Problems will arise when you want to use the separated borders model. In this mode the CSS engine (browser) is expected to apply the td border styles separatedly to every single table cell, just as these were simple divs. We can think of this as the normal behaviour, and the collapsing model as a special case, if only because that the former is the initial (default) value in the CSS specs. When you're in the 'separate' model, you can control the space between your table cells with the border-spacing value of the table. You can set the horizontal and the vertical spacing.
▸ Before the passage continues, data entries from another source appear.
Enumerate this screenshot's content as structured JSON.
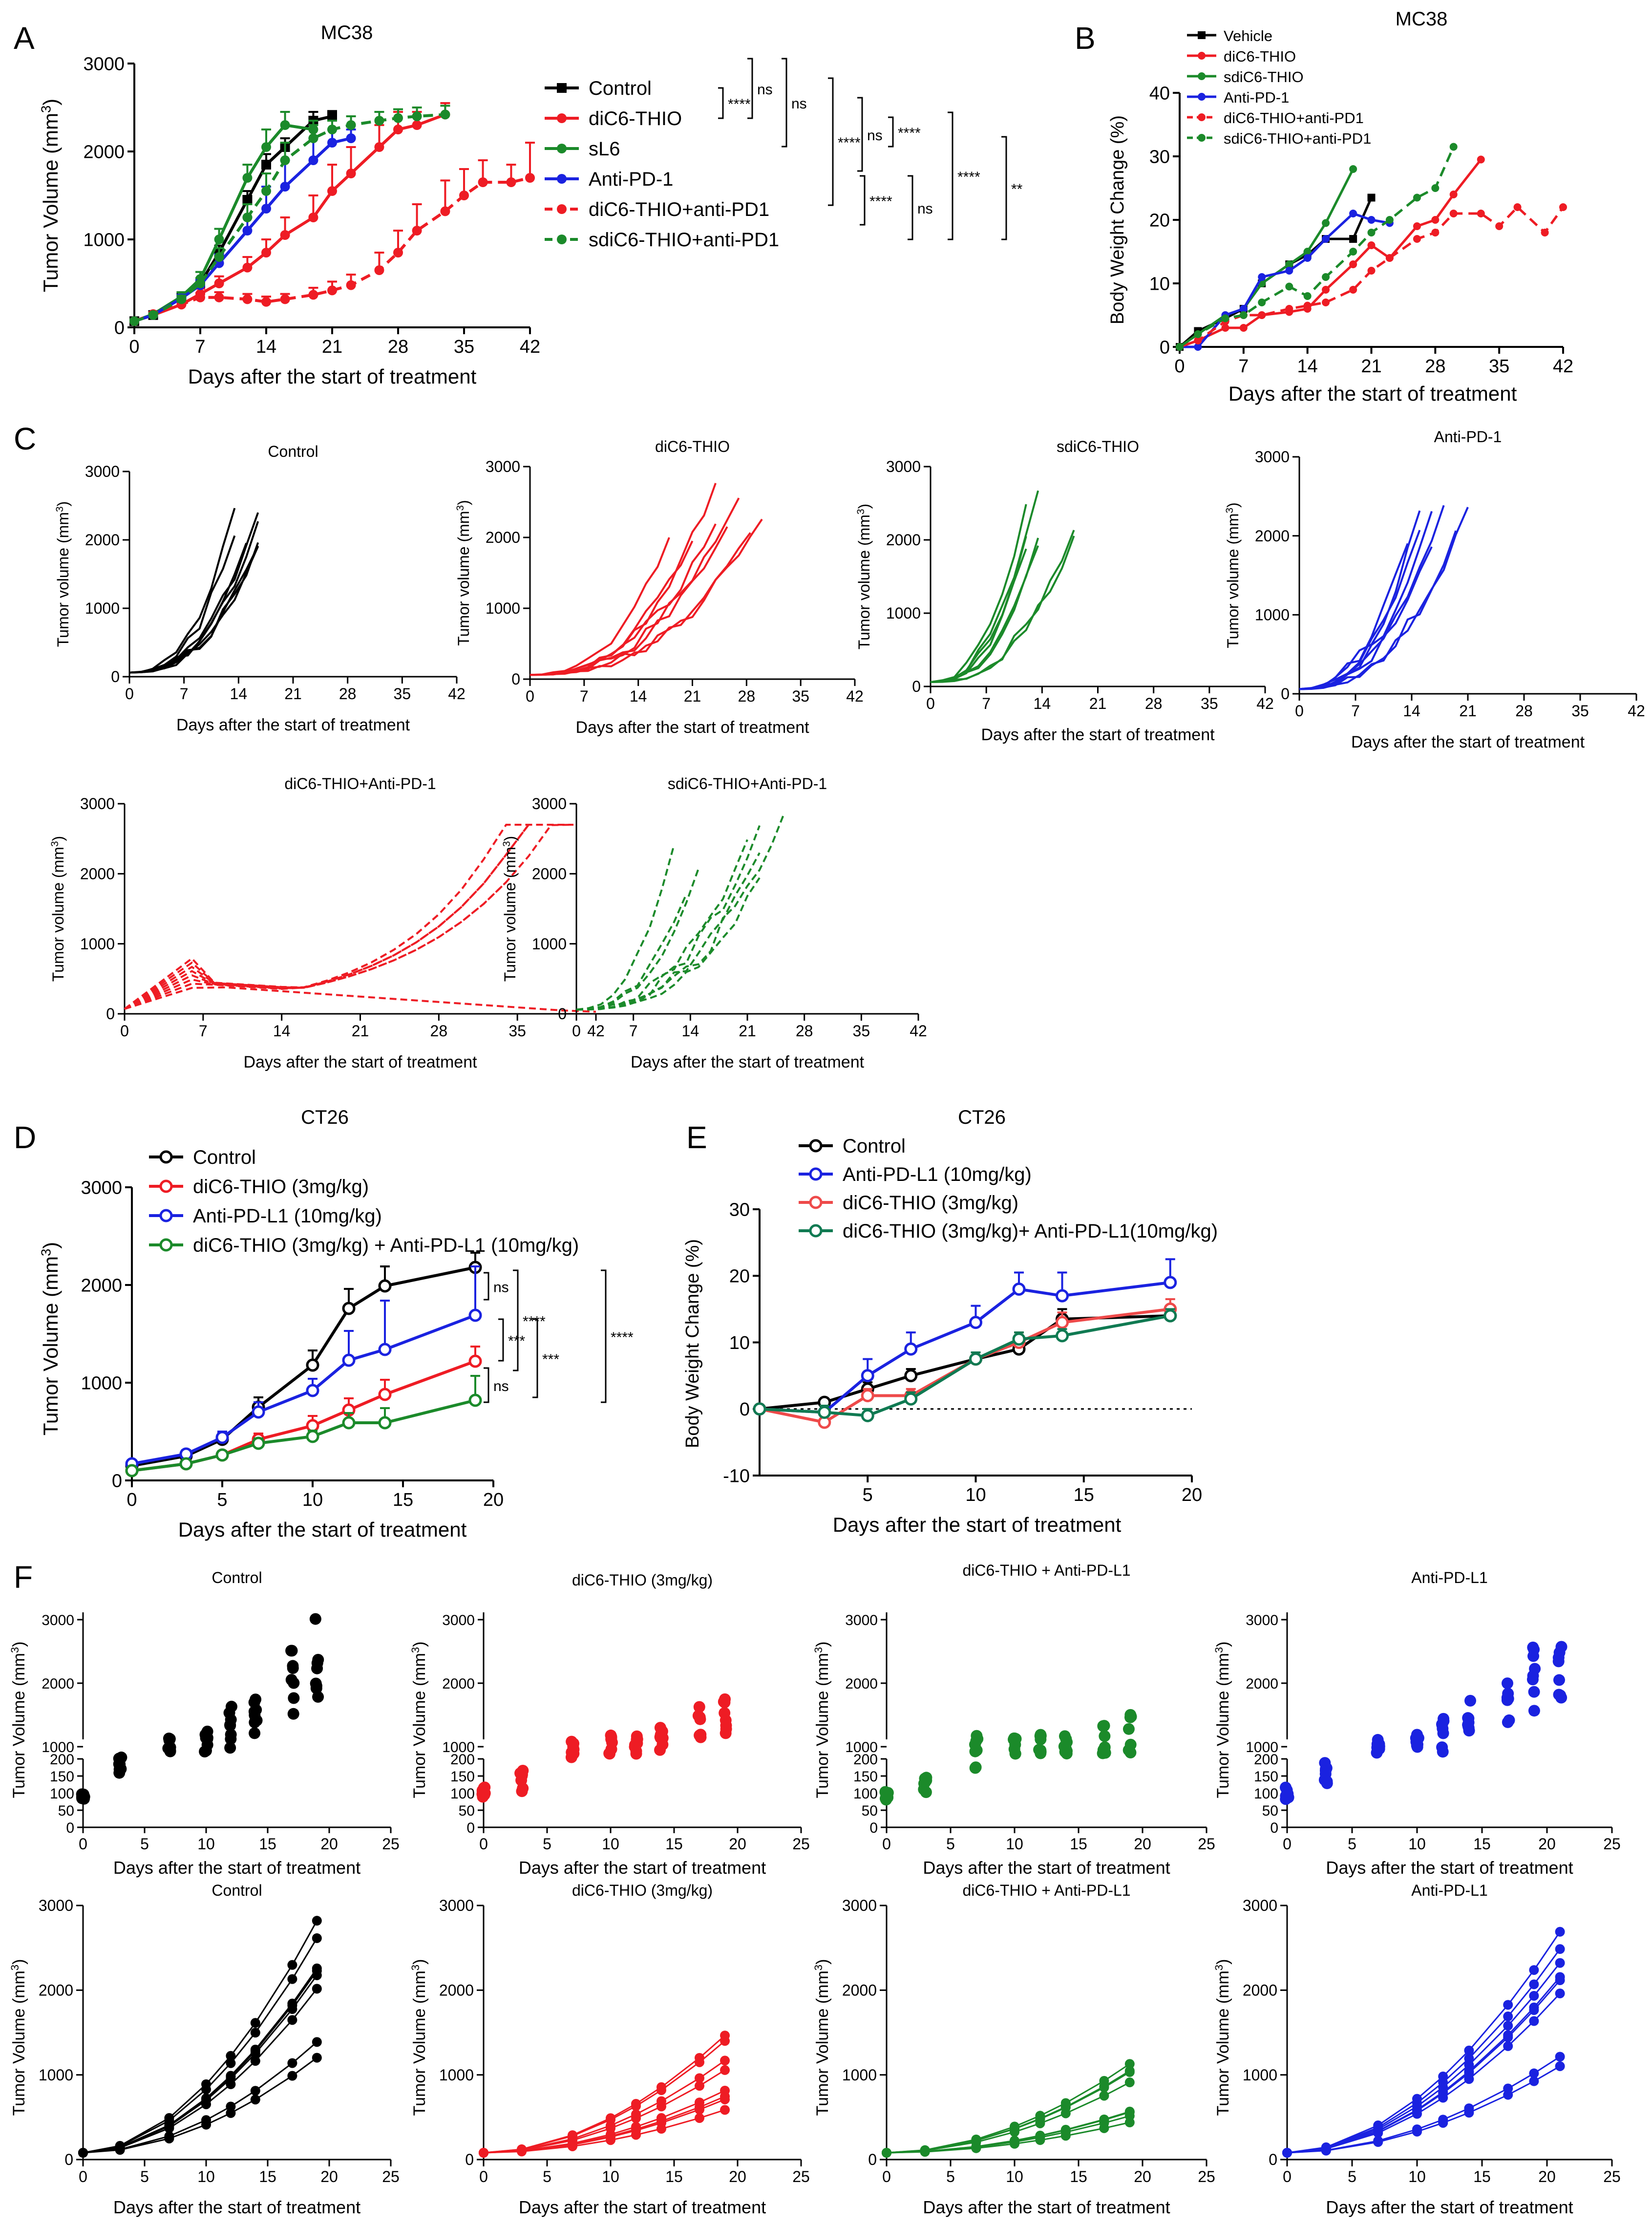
{
  "colors": {
    "black": "#000000",
    "red": "#ee1c24",
    "green": "#1b8a2a",
    "blue": "#1a22e0",
    "teal": "#107a52",
    "lightred": "#ee4a4a"
  },
  "common": {
    "xlabel": "Days after the start of treatment"
  },
  "chart_data": [
    {
      "panel": "A",
      "type": "line",
      "title": "MC38",
      "ylabel": "Tumor Volume (mm³)",
      "xlabel": "Days after the start of treatment",
      "xlim": [
        0,
        42
      ],
      "ylim": [
        0,
        3000
      ],
      "xticks": [
        0,
        7,
        14,
        21,
        28,
        35,
        42
      ],
      "yticks": [
        0,
        1000,
        2000,
        3000
      ],
      "series": [
        {
          "name": "Control",
          "color": "#000000",
          "marker": "square",
          "dashed": false,
          "x": [
            0,
            2,
            5,
            7,
            9,
            12,
            14,
            16,
            19,
            21
          ],
          "y": [
            70,
            140,
            340,
            500,
            850,
            1450,
            1850,
            2050,
            2350,
            2400
          ],
          "err": [
            20,
            20,
            40,
            50,
            80,
            100,
            120,
            100,
            100,
            60
          ]
        },
        {
          "name": "diC6-THIO",
          "color": "#ee1c24",
          "marker": "circle",
          "dashed": false,
          "x": [
            0,
            2,
            5,
            7,
            9,
            12,
            14,
            16,
            19,
            21,
            23,
            26,
            28,
            30,
            33
          ],
          "y": [
            70,
            140,
            260,
            380,
            500,
            680,
            850,
            1050,
            1250,
            1550,
            1750,
            2050,
            2250,
            2300,
            2420
          ],
          "err": [
            20,
            20,
            40,
            60,
            80,
            120,
            150,
            200,
            250,
            300,
            300,
            250,
            200,
            150,
            130
          ]
        },
        {
          "name": "sL6",
          "color": "#1b8a2a",
          "marker": "circle",
          "dashed": false,
          "x": [
            0,
            2,
            5,
            7,
            9,
            12,
            14,
            16,
            19
          ],
          "y": [
            70,
            150,
            350,
            550,
            1000,
            1700,
            2050,
            2300,
            2250
          ],
          "err": [
            20,
            20,
            50,
            80,
            120,
            150,
            200,
            150,
            100
          ]
        },
        {
          "name": "Anti-PD-1",
          "color": "#1a22e0",
          "marker": "circle",
          "dashed": false,
          "x": [
            0,
            2,
            5,
            7,
            9,
            12,
            14,
            16,
            19,
            21,
            23
          ],
          "y": [
            70,
            140,
            330,
            480,
            730,
            1100,
            1350,
            1600,
            1900,
            2100,
            2150
          ],
          "err": [
            20,
            20,
            40,
            60,
            100,
            150,
            250,
            300,
            250,
            150,
            100
          ]
        },
        {
          "name": "diC6-THIO+anti-PD1",
          "color": "#ee1c24",
          "marker": "circle",
          "dashed": true,
          "x": [
            0,
            2,
            5,
            7,
            9,
            12,
            14,
            16,
            19,
            21,
            23,
            26,
            28,
            30,
            33,
            35,
            37,
            40,
            42
          ],
          "y": [
            70,
            150,
            260,
            340,
            340,
            320,
            290,
            320,
            370,
            420,
            480,
            650,
            850,
            1100,
            1320,
            1500,
            1650,
            1650,
            1700
          ],
          "err": [
            20,
            20,
            40,
            50,
            60,
            60,
            60,
            60,
            80,
            100,
            120,
            200,
            250,
            300,
            350,
            300,
            250,
            200,
            400
          ]
        },
        {
          "name": "sdiC6-THIO+anti-PD1",
          "color": "#1b8a2a",
          "marker": "circle",
          "dashed": true,
          "x": [
            0,
            2,
            5,
            7,
            9,
            12,
            14,
            16,
            19,
            21,
            23,
            26,
            28,
            30,
            33
          ],
          "y": [
            70,
            140,
            320,
            500,
            800,
            1250,
            1550,
            1900,
            2150,
            2250,
            2300,
            2350,
            2380,
            2400,
            2420
          ],
          "err": [
            20,
            20,
            40,
            60,
            100,
            150,
            200,
            200,
            150,
            100,
            100,
            100,
            100,
            100,
            100
          ]
        }
      ],
      "significance": [
        {
          "label": "****",
          "pair": "Control vs diC6-THIO"
        },
        {
          "label": "ns",
          "pair": "Control vs sL6"
        },
        {
          "label": "ns",
          "pair": "Control vs Anti-PD-1"
        },
        {
          "label": "****",
          "pair": "Control vs diC6-THIO+anti-PD1"
        },
        {
          "label": "ns",
          "pair": "diC6-THIO vs sL6"
        },
        {
          "label": "****",
          "pair": "sL6 vs Anti-PD-1"
        },
        {
          "label": "****",
          "pair": "diC6-THIO vs diC6-THIO+anti-PD1"
        },
        {
          "label": "ns",
          "pair": "Anti-PD-1 vs diC6-THIO+anti-PD1"
        },
        {
          "label": "****",
          "pair": "sL6 vs sdiC6-THIO+anti-PD1"
        },
        {
          "label": "**",
          "pair": "diC6-THIO+anti-PD1 vs sdiC6-THIO+anti-PD1"
        }
      ]
    },
    {
      "panel": "B",
      "type": "line",
      "title": "MC38",
      "ylabel": "Body Weight Change (%)",
      "xlabel": "Days after the start of treatment",
      "xlim": [
        0,
        42
      ],
      "ylim": [
        0,
        40
      ],
      "xticks": [
        0,
        7,
        14,
        21,
        28,
        35,
        42
      ],
      "yticks": [
        0,
        10,
        20,
        30,
        40
      ],
      "series": [
        {
          "name": "Vehicle",
          "color": "#000000",
          "marker": "square",
          "dashed": false,
          "x": [
            0,
            2,
            5,
            7,
            9,
            12,
            14,
            16,
            19,
            21
          ],
          "y": [
            0,
            2.5,
            4.5,
            6,
            10,
            13,
            14.5,
            17,
            17,
            23.5
          ]
        },
        {
          "name": "diC6-THIO",
          "color": "#ee1c24",
          "marker": "circle",
          "dashed": false,
          "x": [
            0,
            2,
            5,
            7,
            9,
            12,
            14,
            16,
            19,
            21,
            23,
            26,
            28,
            30,
            33
          ],
          "y": [
            0,
            1,
            3,
            3,
            5,
            5.5,
            6,
            9,
            13,
            16,
            14,
            19,
            20,
            24,
            29.5
          ]
        },
        {
          "name": "sdiC6-THIO",
          "color": "#1b8a2a",
          "marker": "circle",
          "dashed": false,
          "x": [
            0,
            2,
            5,
            7,
            9,
            12,
            14,
            16,
            19
          ],
          "y": [
            0,
            2,
            5,
            6,
            10,
            13,
            15,
            19.5,
            28
          ]
        },
        {
          "name": "Anti-PD-1",
          "color": "#1a22e0",
          "marker": "circle",
          "dashed": false,
          "x": [
            0,
            2,
            5,
            7,
            9,
            12,
            14,
            16,
            19,
            21,
            23
          ],
          "y": [
            0,
            0,
            5,
            6,
            11,
            12,
            14,
            17,
            21,
            20,
            19.5
          ]
        },
        {
          "name": "diC6-THIO+anti-PD1",
          "color": "#ee1c24",
          "marker": "circle",
          "dashed": true,
          "x": [
            0,
            2,
            5,
            7,
            9,
            12,
            14,
            16,
            19,
            21,
            23,
            26,
            28,
            30,
            33,
            35,
            37,
            40,
            42
          ],
          "y": [
            0,
            1,
            4,
            5,
            5,
            6,
            6.5,
            7,
            9,
            12,
            14,
            17,
            18,
            21,
            21,
            19,
            22,
            18,
            22
          ]
        },
        {
          "name": "sdiC6-THIO+anti-PD1",
          "color": "#1b8a2a",
          "marker": "circle",
          "dashed": true,
          "x": [
            0,
            2,
            5,
            7,
            9,
            12,
            14,
            16,
            19,
            21,
            23,
            26,
            28,
            30
          ],
          "y": [
            0,
            2,
            4.5,
            5,
            7,
            9.5,
            8,
            11,
            15,
            18,
            20,
            23.5,
            25,
            31.5
          ]
        }
      ]
    },
    {
      "panel": "C",
      "type": "line",
      "subtitles": [
        "Control",
        "diC6-THIO",
        "sdiC6-THIO",
        "Anti-PD-1",
        "diC6-THIO+Anti-PD-1",
        "sdiC6-THIO+Anti-PD-1"
      ],
      "ylabel": "Tumor volume (mm³)",
      "xlabel": "Days after the start of treatment",
      "xlim": [
        0,
        42
      ],
      "ylim": [
        0,
        3000
      ],
      "description": "individual mouse tumor growth curves per group"
    },
    {
      "panel": "D",
      "type": "line",
      "title": "CT26",
      "ylabel": "Tumor Volume (mm³)",
      "xlabel": "Days after the start of treatment",
      "xlim": [
        0,
        20
      ],
      "ylim": [
        0,
        3000
      ],
      "xticks": [
        0,
        5,
        10,
        15,
        20
      ],
      "yticks": [
        0,
        1000,
        2000,
        3000
      ],
      "series": [
        {
          "name": "Control",
          "color": "#000000",
          "x": [
            0,
            3,
            5,
            7,
            10,
            12,
            14,
            19
          ],
          "y": [
            150,
            250,
            420,
            750,
            1180,
            1760,
            1990,
            2180
          ],
          "err": [
            30,
            40,
            60,
            100,
            150,
            200,
            200,
            150
          ]
        },
        {
          "name": "diC6-THIO (3mg/kg)",
          "color": "#ee1c24",
          "x": [
            0,
            3,
            5,
            7,
            10,
            12,
            14,
            19
          ],
          "y": [
            100,
            170,
            260,
            420,
            560,
            720,
            880,
            1220
          ],
          "err": [
            20,
            30,
            40,
            60,
            100,
            120,
            150,
            150
          ]
        },
        {
          "name": "Anti-PD-L1 (10mg/kg)",
          "color": "#1a22e0",
          "x": [
            0,
            3,
            5,
            7,
            10,
            12,
            14,
            19
          ],
          "y": [
            170,
            270,
            440,
            700,
            920,
            1230,
            1340,
            1690
          ],
          "err": [
            30,
            40,
            60,
            100,
            120,
            300,
            500,
            500
          ]
        },
        {
          "name": "diC6-THIO (3mg/kg) + Anti-PD-L1 (10mg/kg)",
          "color": "#1b8a2a",
          "x": [
            0,
            3,
            5,
            7,
            10,
            12,
            14,
            19
          ],
          "y": [
            100,
            170,
            260,
            380,
            450,
            590,
            590,
            820
          ],
          "err": [
            20,
            30,
            40,
            50,
            60,
            100,
            150,
            250
          ]
        }
      ],
      "significance": [
        "ns",
        "***",
        "***",
        "****",
        "****",
        "ns"
      ]
    },
    {
      "panel": "E",
      "type": "line",
      "title": "CT26",
      "ylabel": "Body Weight Change (%)",
      "xlabel": "Days after the start of treatment",
      "xlim": [
        0,
        20
      ],
      "ylim": [
        -10,
        30
      ],
      "xticks": [
        5,
        10,
        15,
        20
      ],
      "yticks": [
        -10,
        0,
        10,
        20,
        30
      ],
      "series": [
        {
          "name": "Control",
          "color": "#000000",
          "x": [
            0,
            3,
            5,
            7,
            10,
            12,
            14,
            19
          ],
          "y": [
            0,
            1,
            3,
            5,
            7.5,
            9,
            13.5,
            14
          ],
          "err": [
            0,
            0.5,
            1,
            1,
            1,
            1.5,
            1.5,
            1.5
          ]
        },
        {
          "name": "Anti-PD-L1 (10mg/kg)",
          "color": "#1a22e0",
          "x": [
            0,
            3,
            5,
            7,
            10,
            12,
            14,
            19
          ],
          "y": [
            0,
            -0.5,
            5,
            9,
            13,
            18,
            17,
            19
          ],
          "err": [
            0,
            0.5,
            2.5,
            2.5,
            2.5,
            2.5,
            3.5,
            3.5
          ]
        },
        {
          "name": "diC6-THIO (3mg/kg)",
          "color": "#ee4a4a",
          "x": [
            0,
            3,
            5,
            7,
            10,
            12,
            14,
            19
          ],
          "y": [
            0,
            -2,
            2,
            2,
            7.5,
            10,
            13,
            15
          ],
          "err": [
            0,
            1,
            1,
            1,
            1,
            1.5,
            1.5,
            1.5
          ]
        },
        {
          "name": "diC6-THIO (3mg/kg)+ Anti-PD-L1(10mg/kg)",
          "color": "#107a52",
          "x": [
            0,
            3,
            5,
            7,
            10,
            12,
            14,
            19
          ],
          "y": [
            0,
            -0.5,
            -1,
            1.5,
            7.5,
            10.5,
            11,
            14
          ],
          "err": [
            0,
            1,
            1,
            1,
            1,
            1,
            1,
            1
          ]
        }
      ]
    },
    {
      "panel": "F",
      "type": "scatter",
      "subtitles": [
        "Control",
        "diC6-THIO (3mg/kg)",
        "diC6-THIO + Anti-PD-L1",
        "Anti-PD-L1"
      ],
      "ylabel": "Tumor Volume (mm³)",
      "xlabel": "Days after the start of treatment",
      "xlim": [
        0,
        25
      ],
      "ylim": [
        0,
        3000
      ],
      "xticks": [
        0,
        5,
        10,
        15,
        20,
        25
      ],
      "broken_yticks_low": [
        0,
        50,
        100,
        150,
        200
      ],
      "broken_yticks_high": [
        1000,
        2000,
        3000
      ],
      "description": "individual tumor volumes per day (dot plots, top row) and per-mouse curves (bottom row)"
    }
  ]
}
But the problem is that IE doesn't support the CSS border-spacing attribute. Instead it puts a fixed 2px space between the cells. This is the point, where normally a developer gives up, becomes a bit melancholy, and puts back the cellspacing attribute into the HTML code. The conclusion: cellspacing can't be controlled by CSS (cross-browser).
 

Some good news

However, there is some consolation: generally you don't need that. Usually we only need to eliminate that bad looking space between the cells, and this can be achieved by CSS, even in IE. And the good news is that not only in the 'collapse' model but even in the separated!



Say, we want a table, in which all table rows have a red 1px bottom border, and a pink 1px top border (we want it to look a bit like buttons). 'Collapse' model is not an option now. This is a situation, where we have to use the 'separate' model with 0-width border-spacing between the cells.
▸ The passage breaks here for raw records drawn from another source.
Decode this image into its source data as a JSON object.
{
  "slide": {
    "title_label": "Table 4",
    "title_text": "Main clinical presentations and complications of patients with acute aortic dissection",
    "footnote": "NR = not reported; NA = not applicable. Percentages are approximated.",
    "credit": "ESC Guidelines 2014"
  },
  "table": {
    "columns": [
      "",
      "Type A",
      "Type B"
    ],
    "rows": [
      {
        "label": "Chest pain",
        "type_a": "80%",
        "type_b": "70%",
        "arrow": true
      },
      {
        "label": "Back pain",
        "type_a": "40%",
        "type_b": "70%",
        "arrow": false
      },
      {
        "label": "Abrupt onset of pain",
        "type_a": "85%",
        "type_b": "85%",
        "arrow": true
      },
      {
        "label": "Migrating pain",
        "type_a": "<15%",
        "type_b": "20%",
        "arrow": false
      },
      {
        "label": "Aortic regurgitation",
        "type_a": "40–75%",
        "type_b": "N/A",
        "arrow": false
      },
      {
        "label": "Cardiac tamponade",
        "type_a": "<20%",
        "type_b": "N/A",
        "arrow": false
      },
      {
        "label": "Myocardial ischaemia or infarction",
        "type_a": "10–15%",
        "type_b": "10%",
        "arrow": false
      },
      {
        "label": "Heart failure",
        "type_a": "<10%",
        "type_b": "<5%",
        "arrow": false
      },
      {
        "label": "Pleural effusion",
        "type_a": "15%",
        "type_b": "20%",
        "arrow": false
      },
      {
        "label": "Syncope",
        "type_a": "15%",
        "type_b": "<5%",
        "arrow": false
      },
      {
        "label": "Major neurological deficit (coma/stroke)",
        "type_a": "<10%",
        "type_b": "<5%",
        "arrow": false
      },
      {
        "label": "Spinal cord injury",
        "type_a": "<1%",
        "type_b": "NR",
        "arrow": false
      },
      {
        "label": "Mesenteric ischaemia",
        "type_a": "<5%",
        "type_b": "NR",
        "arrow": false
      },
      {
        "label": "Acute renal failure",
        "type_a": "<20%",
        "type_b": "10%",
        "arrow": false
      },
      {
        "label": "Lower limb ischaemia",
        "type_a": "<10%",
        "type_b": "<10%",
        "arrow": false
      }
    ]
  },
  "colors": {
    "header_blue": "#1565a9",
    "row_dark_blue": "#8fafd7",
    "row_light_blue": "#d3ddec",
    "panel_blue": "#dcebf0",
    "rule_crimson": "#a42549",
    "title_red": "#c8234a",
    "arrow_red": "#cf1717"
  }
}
For this the standard CSS code is as follows:


table {
border-collapse: separate;
}

td {
border-top: 1px solid red;
border-bottom: 1px solid pink;
}

It works in the standard compliant browsers, but what about IE?
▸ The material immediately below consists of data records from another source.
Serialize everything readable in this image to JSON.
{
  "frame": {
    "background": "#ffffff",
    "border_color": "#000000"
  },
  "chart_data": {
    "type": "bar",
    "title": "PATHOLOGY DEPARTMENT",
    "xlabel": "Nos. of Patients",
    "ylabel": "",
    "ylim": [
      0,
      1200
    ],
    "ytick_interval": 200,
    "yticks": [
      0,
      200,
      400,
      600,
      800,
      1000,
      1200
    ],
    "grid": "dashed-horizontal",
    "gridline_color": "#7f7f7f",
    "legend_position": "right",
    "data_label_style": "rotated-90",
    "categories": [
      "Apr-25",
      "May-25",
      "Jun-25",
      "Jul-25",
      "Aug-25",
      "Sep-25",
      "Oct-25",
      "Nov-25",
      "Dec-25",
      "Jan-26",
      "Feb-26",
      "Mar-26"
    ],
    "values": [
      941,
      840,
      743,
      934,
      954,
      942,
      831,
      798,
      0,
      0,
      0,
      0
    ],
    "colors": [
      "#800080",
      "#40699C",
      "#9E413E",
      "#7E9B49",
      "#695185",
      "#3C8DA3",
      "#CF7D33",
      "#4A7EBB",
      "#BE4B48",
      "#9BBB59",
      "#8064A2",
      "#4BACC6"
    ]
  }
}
That's a Feature, Not a Bug

Thankfully, IE is so buggy, that one bug helps to fix an other. So, what to do if I want to achieve a zero-spacing separating model? Exploit the bugs in the collapsing model! IE's border collapsing works fine, but magically gets switched off, if you give a 'position: relative' style to the table cells. If you do this, the browser jumps back to the

separated model, width 0 cellspacing

! Thx, Mr. Bug.


table {
border-collapse: separate;
border-spacing: 0;
*border-collapse: collapse; /* hack is needed for IE7 also */
}

td {
border-top: 1px solid red;
border-bottom: 1px solid pink;
*position: relative;
}

This way, you don't need any of those ugly HTML tag attributes, while working in either a collapsed, or a 0-cellspacing separated borders model. Have fun!



UPDATE

knakts noted in his comment that this workaround provides solution only to those cases in which the border-spacing value is zero. And I felt sympathy for him/her. Thus, as a matter of urgency, I researched another workaround, which brings us closer to the heaven.



Here it is:


table {
border-collapse: separate;
border-spacing: 5px;
*border-collapse: expression('separate', cellSpacing = '5px'); /* <=== THIS IS REALLY A MAGIC */
}

Still not perfect, because you can't differentiate vertical and horizontal spacing, but, as I said, one small step to the happiness.